Em relação ao cronograma da guerra, o presidente Donald Trump “tem o controle do acelerador. É ele quem decide”, confirmou Hegseth.

“Não cabe a mim especular se este é o começo, o meio ou o fim” da operação, observou o secretário da Defesa.

Entre os objetivos do conflito está a destruição da Marinha iraniana, que tem sido atacada com “artilharia, caças, bombardeiros e mísseis lançados do mar”, afirmou o general Dan Caine, chefe do Estado-Maior, juntamente com Hegseth.

O Irã ameaçou bloquear todas as exportações de petróleo pelo Golfo enquanto durar a guerra. Trump ameaçou com “morte, fogo e fúria” caso Teerã interfira nas exportações de petróleo.

Caine afirmou que as forças americanas continuam “caçando e atacando navios minadores e instalações de armazenamento de minas”, armas que o Irã poderia usar para bloquear o tráfego marítimo.

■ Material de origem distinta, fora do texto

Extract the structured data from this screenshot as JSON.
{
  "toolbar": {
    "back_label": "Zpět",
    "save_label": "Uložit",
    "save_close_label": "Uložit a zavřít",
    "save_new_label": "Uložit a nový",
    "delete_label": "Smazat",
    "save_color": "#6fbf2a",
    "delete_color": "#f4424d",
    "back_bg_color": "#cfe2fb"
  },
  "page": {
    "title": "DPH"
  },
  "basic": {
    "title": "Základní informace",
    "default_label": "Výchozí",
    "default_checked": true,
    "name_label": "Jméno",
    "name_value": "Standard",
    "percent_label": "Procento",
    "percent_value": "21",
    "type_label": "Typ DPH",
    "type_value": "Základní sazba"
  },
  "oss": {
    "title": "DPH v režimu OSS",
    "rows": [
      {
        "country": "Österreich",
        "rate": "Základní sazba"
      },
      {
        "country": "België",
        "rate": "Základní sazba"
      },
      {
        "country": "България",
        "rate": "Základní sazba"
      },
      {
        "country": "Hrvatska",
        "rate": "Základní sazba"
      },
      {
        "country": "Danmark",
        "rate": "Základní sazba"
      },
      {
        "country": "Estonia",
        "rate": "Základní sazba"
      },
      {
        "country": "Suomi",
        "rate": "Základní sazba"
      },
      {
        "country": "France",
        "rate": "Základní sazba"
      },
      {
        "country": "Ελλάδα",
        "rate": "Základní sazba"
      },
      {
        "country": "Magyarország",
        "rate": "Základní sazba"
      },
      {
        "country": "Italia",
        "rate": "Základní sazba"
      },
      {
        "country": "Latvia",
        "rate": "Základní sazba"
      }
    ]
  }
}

Hegseth acusou o Irã de “posicionar lançadores de foguetes em bairros civis, perto de escolas e hospitais, para tentar impedir nossa capacidade de atacar”.

“É assim que eles operam”, afirmou.

O secretário da Defesa se recusou a fornecer mais detalhes sobre a explosão ocorrida no início do conflito, que destruiu uma escola de ensino fundamental na cidade de Minab, no sul do país, e que, segundo o Irã, matou mais de 150 pessoas.